|The Asia Foundation's |
Working as a non-profit in developing countries is always a tricky proposition. The Asia Foundation has decided to focus their influence at the sub-national and local level, working to bring together business community leaders, local government officials, and a few national governmental players to tackle concrete, solvable problems that make it easier for small business owners to be successful. Much of their recent work has been aimed at making the business license process more transparent, so entrepreneurs actually know what licenses they need to operate, or reducing licenses or licensing fees so it's easier and more profitable for small businesses to get started. It seems small, but the Asia Foundation has found the best position to take as an organization is as a facilitator- they talk to the business community in a locality, help them choose three or four issues they'd like to discuss, gather data, and present their findings to local government officials while helping the business community negotiate toward their goals. Here's a short video from the Asia Foundation website discussing their economic reform work in Bangladesh:
It all sounds highly reasonable and the flow charts in the PowerPoint presentation were beautifully linear. But there were some hints that the real process is much messier and much more interesting. Tolentino pointed out that policy reform is always political, and the Asia Foundation has a difficult line to walk between doing work that creates change but not overly irritating local governments so the Asia Foundation gets thrown out of the countries they're trying to work in. Meanwhile, managing donors sounds like its own circus act. How do you find flexible grants, contracts that can accommodate change, and donors not demanding immediately publishable results at the end of twelve months? I suspect that rare breed of donor may be an endangered species. And managing people during those negotiations between government officials and business leaders? Salze-Lozac'h has some fabulous stories about the fine art of diplomacy that would make your hair curl.

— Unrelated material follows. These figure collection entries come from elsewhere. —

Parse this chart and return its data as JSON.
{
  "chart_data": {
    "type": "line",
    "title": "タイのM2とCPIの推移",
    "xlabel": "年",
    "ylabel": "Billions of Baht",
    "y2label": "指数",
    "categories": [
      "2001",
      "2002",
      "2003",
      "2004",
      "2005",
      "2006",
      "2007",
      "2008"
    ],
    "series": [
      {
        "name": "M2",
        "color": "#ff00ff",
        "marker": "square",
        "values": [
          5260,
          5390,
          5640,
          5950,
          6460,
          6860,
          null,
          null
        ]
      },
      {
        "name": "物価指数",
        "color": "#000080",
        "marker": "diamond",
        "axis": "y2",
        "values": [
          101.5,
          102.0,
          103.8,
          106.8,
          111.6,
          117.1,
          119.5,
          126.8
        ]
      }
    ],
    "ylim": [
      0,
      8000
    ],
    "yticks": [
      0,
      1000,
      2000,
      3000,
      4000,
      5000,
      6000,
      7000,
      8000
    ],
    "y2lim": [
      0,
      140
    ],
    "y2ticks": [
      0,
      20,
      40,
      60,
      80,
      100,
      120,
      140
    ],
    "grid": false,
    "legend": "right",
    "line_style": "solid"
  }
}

Ah, the joys of economic reform in countries like Cambodia, Bangladesh, Vietnam, and Sri Lanka. It turns out the single most important ingredient in persuading governments to reform their economic policies is (wait for it): statistical analysis. The reports the Asia Foundation creates (with all their surveys and research) is their main bargaining tool and the most important legitimizing factor they have. And it works. Local government leaders sit up and take notice when the Asia Foundation can present them with real data from formal and informal sectors of their economy, along with concrete suggestions about ways to improve.